Optic neuritis associated with anti-AQP4-Ab affected only females who had bilateral eye involvement, and all had severe visual impairment in the acute phase and delayed partial visual recovery [32]. Our patients with serum anti-AQP4 were male. Similar to our patients, NMO patients showed a predominant positive anti-MOG response and anti-MBP AAbs. There are some clinical features that overlap between autoimmune optic neuropathy and NMO [6]. Despite the limited number of samples, presence of such AAbs suggests a predominantly widespread acute immune activation, including a strong B-cell response [30]. However, the role of anti-AQP4 AAbs in neuro-retinopathy is not clear.
AAbs against CRMP5 were reported in paraneoplastic syndrome patients with optic neuropathy and retinopathy associated with the presence of vitreous and intrathecal cells [12]. The neurological syndromes associated with CRMP5 antibodies are very diverse (much like those associated with anti-Hu antibodies) and include peripheral neuropathy, limbic encephalitis, ataxia, as well as paraneoplastic chorea or optic neuritis [33]. Because anti-CRMP5 AAbs were found in almost 80% seropositive patients with lung cancer, CRMP5 has become an established biomarker for lung cancer-related paraneoplastic syndromes [33–35]. However, our CRMP5-seropositive patients did not have cancer at the time of testing.
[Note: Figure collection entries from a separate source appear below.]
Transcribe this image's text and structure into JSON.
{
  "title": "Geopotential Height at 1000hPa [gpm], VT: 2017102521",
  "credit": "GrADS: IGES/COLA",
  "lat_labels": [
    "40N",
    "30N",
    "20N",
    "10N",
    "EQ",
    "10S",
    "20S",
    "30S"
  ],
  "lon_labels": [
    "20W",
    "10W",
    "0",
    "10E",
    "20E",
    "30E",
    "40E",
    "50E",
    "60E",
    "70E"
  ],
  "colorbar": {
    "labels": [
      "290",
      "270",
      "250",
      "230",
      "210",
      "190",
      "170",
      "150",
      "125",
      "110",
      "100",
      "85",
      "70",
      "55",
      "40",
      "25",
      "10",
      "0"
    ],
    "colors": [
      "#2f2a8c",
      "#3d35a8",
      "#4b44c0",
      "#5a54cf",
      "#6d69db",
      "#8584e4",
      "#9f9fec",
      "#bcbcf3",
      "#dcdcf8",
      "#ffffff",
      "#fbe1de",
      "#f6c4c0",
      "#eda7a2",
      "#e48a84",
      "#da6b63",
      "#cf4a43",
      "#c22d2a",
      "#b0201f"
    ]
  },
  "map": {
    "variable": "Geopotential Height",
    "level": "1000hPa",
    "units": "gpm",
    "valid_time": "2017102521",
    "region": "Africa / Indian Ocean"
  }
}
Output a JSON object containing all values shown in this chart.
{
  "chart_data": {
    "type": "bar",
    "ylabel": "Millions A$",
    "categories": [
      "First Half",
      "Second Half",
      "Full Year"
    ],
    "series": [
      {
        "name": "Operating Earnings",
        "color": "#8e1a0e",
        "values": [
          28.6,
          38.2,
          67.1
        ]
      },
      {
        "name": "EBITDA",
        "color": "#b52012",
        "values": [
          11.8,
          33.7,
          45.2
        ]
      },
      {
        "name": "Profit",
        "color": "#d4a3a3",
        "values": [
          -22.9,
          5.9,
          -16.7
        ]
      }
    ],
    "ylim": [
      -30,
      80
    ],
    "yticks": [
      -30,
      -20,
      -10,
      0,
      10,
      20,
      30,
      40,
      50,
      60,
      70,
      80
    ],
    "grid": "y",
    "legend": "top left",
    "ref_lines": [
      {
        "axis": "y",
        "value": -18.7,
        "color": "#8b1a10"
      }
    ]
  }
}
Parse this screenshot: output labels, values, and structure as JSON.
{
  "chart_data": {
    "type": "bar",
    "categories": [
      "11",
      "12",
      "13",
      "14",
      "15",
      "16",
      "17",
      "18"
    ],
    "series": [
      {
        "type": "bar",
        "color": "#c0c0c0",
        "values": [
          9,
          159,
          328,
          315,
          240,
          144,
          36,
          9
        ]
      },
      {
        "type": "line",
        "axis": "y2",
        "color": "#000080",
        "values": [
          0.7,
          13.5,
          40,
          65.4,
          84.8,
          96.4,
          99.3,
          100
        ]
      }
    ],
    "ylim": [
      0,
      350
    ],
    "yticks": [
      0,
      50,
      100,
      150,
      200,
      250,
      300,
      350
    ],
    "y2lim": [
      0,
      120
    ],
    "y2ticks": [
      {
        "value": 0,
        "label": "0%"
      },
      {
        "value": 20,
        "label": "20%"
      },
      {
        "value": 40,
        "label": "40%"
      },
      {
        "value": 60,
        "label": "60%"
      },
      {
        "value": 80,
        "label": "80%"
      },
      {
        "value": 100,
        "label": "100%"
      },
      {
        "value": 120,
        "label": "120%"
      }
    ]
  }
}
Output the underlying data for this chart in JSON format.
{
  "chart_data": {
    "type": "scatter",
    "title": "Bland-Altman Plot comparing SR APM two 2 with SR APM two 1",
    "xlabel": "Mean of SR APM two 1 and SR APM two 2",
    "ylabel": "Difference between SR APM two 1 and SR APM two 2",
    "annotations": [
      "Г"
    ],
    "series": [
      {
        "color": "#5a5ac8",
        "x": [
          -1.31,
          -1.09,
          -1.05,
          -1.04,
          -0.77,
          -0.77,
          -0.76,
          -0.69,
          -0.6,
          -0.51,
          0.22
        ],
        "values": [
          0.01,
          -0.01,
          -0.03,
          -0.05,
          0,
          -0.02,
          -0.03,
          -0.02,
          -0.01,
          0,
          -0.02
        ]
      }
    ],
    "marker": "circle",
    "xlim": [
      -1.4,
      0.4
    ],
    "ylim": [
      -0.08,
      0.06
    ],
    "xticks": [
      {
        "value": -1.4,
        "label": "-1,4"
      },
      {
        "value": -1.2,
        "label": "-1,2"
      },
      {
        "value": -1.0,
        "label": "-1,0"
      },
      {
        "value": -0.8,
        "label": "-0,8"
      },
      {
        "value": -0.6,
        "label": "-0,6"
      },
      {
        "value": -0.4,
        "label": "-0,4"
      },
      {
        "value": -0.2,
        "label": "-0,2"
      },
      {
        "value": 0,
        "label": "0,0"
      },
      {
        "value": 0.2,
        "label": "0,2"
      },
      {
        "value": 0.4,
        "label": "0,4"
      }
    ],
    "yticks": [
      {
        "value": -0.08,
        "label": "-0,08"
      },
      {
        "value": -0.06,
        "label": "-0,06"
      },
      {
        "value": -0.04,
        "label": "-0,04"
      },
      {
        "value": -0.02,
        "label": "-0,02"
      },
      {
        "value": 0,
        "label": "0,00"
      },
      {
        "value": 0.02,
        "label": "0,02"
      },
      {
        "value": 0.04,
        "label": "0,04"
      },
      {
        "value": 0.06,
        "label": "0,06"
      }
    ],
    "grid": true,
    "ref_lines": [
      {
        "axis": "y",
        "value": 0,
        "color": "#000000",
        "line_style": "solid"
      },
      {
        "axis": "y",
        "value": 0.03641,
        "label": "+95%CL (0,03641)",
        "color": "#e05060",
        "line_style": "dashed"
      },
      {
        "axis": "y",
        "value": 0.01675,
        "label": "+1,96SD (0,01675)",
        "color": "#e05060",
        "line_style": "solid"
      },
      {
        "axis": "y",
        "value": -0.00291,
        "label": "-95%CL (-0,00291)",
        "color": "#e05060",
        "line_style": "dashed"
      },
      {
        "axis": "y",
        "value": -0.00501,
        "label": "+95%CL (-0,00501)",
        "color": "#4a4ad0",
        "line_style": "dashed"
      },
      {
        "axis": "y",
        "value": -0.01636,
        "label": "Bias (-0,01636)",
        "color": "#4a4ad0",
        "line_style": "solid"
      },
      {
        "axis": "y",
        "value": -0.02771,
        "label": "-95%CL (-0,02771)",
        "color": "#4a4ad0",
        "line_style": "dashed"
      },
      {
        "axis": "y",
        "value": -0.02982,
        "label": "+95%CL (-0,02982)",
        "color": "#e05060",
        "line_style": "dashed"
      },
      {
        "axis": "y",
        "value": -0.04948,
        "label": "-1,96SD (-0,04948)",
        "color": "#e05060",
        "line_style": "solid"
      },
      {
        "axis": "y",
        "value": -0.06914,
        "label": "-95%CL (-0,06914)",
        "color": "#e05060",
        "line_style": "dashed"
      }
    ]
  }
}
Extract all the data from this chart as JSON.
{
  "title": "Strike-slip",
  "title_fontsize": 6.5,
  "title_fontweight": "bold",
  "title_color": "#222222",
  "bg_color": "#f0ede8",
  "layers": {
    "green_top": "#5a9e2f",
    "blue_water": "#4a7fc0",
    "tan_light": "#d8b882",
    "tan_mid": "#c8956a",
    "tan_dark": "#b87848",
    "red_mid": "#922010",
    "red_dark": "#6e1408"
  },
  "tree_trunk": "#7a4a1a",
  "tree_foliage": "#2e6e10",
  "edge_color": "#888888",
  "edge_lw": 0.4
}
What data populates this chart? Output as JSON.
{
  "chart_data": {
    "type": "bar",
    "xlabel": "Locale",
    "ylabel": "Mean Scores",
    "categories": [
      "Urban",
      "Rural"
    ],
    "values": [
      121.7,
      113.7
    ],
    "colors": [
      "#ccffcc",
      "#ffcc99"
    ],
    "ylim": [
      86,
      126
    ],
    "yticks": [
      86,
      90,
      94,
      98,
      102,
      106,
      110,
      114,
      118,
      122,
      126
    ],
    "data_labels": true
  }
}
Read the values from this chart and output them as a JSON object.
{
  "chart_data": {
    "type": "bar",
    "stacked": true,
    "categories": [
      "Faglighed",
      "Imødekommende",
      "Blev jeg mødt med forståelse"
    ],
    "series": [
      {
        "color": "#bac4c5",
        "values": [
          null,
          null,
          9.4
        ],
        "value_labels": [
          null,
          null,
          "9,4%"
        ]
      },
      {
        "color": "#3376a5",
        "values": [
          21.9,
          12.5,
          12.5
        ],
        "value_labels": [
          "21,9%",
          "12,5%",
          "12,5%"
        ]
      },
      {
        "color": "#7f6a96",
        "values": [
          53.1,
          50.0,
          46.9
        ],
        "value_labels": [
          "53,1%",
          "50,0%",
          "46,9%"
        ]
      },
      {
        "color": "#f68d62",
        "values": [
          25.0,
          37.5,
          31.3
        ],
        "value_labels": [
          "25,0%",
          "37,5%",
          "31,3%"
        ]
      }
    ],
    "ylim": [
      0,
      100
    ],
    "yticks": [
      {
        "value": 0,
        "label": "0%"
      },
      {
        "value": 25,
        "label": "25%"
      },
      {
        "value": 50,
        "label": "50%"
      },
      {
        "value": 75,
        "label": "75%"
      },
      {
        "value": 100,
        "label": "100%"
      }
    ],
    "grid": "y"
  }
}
In summary, our research identified novel AAbs specific against the optic nerve antigens unknown before in autoimmune neuro-retinopathy, suggesting the autoimmune nature of the syndrome. Indirect evidence, coming from clinical, functional, and imaging observations and immunology strongly suggest that these AAbs may play a direct role in the disease process. However, direct proof of the pathogenic potential of these anti-optic nerve antibodies is needed. If pathogenic, AAbs binding to proteins in optic nerve neurons may lead to disruption of protein function apoptosis of cells, as well as inhibiting enzymes that preserve neuronal glycolytic activity and neuronal integrity. Some of the neuronal antigens present in these patients coincide with molecular targets in other entities, such as NMO and other recognized paraneoplastic syndromes. These AAbs likely cause additional visual loss via an optic nerve-related component in autoimmune retinopathies that had been thus far underappreciated and underestimated in its frequency, and may offer additional treatment targets for patients with autoimmune neuro-retinopathies.